Iraqi Prime Minister Nouri al-Maliki. (photo credit: REUTERS)

Iraq’s former Prime Minister Nouri al-Maliki released several statements in the last week warning the US against making Iraq a battlefield for its tensions with Iran. Last week he warned that Iraq should not become a base to threaten other countries. This week he reiterated his views.

Maliki was the leader of Iraq during a period of intense sectarianism, when pro-Iranian forces were largely seen as increasing their hold on Baghdad. Islamic State used alienation by Iraq’s Sunni minority to galvanize its forces in 2014 and take over a third of Iraq. Maliki was pushed from power and Haider al-Abadi became Prime Minister. Yet Maliki has retained his desire to return to power in Baghdad and still heads his old State of Law party. He still has 25 seats in parliament.
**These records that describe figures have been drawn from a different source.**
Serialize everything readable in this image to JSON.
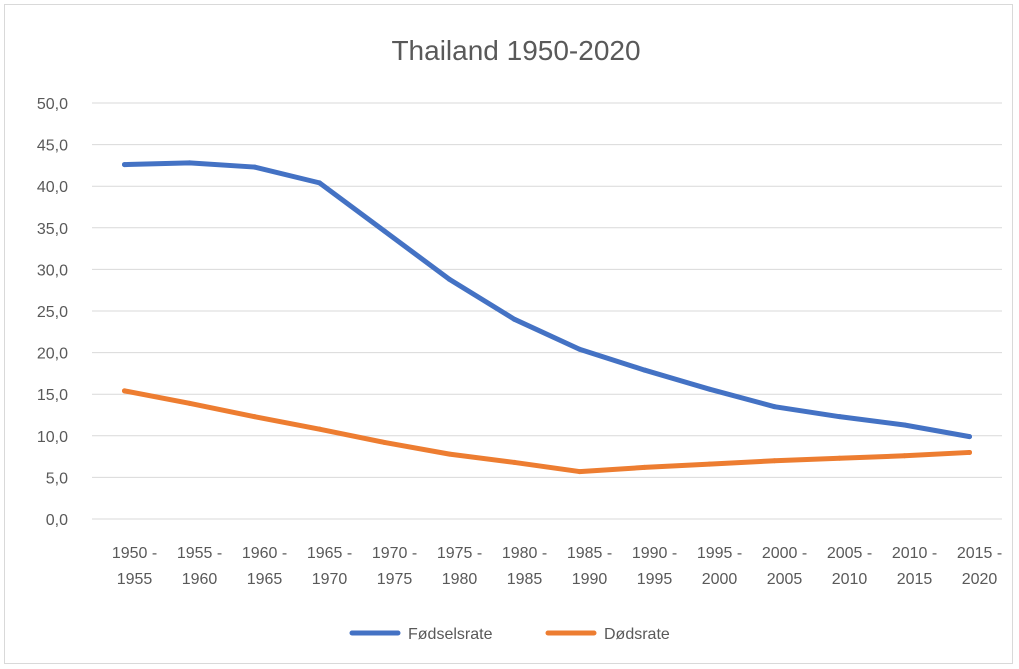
{
  "chart_data": {
    "type": "line",
    "title": "Thailand 1950-2020",
    "xlabel": "",
    "ylabel": "",
    "categories": [
      [
        "1950 -",
        "1955"
      ],
      [
        "1955 -",
        "1960"
      ],
      [
        "1960 -",
        "1965"
      ],
      [
        "1965 -",
        "1970"
      ],
      [
        "1970 -",
        "1975"
      ],
      [
        "1975 -",
        "1980"
      ],
      [
        "1980 -",
        "1985"
      ],
      [
        "1985 -",
        "1990"
      ],
      [
        "1990 -",
        "1995"
      ],
      [
        "1995 -",
        "2000"
      ],
      [
        "2000 -",
        "2005"
      ],
      [
        "2005 -",
        "2010"
      ],
      [
        "2010 -",
        "2015"
      ],
      [
        "2015 -",
        "2020"
      ]
    ],
    "y_ticks": [
      "0,0",
      "5,0",
      "10,0",
      "15,0",
      "20,0",
      "25,0",
      "30,0",
      "35,0",
      "40,0",
      "45,0",
      "50,0"
    ],
    "ylim": [
      0,
      50
    ],
    "grid": true,
    "legend_position": "bottom",
    "series": [
      {
        "name": "Fødselsrate",
        "color": "#4472c4",
        "values": [
          42.6,
          42.8,
          42.3,
          40.4,
          34.6,
          28.8,
          24.0,
          20.4,
          17.9,
          15.6,
          13.5,
          12.3,
          11.3,
          9.9
        ]
      },
      {
        "name": "Dødsrate",
        "color": "#ed7d31",
        "values": [
          15.4,
          13.9,
          12.3,
          10.8,
          9.2,
          7.8,
          6.8,
          5.7,
          6.2,
          6.6,
          7.0,
          7.3,
          7.6,
          8.0
        ]
      }
    ]
  }
}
After US Secretary of State Mike Pompeo visited Iraq, Maliki met with US Assistant Secretary of State for Near Eastern Affairs David Satterfield and said Iraq should be distanced from any regional conflicts. In subsequent statements he called for an end to US-Iran tensions and warned that US sanctions on Iran and other US actions were a violation of international law and would have consequences in Iraq.

The purpose of Maliki’s comments appears to be his attempt to maintain relevance in Iraq. The US has warned the mostly Shi’ite paramilitary Popular Mobilization Forces against any attacks on US troops, warning that they will be viewed as proxies of Iran. Maliki previously had enjoyed US support when the US left Iraq in 2011. He was seen as a Shi’ite strongman who would keep the country intact. Today his role is seen as a driver of sectarianism who eroded the country in the lead-up to ISIS. But he wants to re-make his reputation.

It is the latest round of Iraqi former Prime Ministers seeking to stay in the spotlight. Abadi has also been doing the rounds, including a long interview with The Independent to sell himself as a future Prime Minister. There is no doubt Maliki thinks he will have a second iteration in some form or another at the helm of power in Baghdad.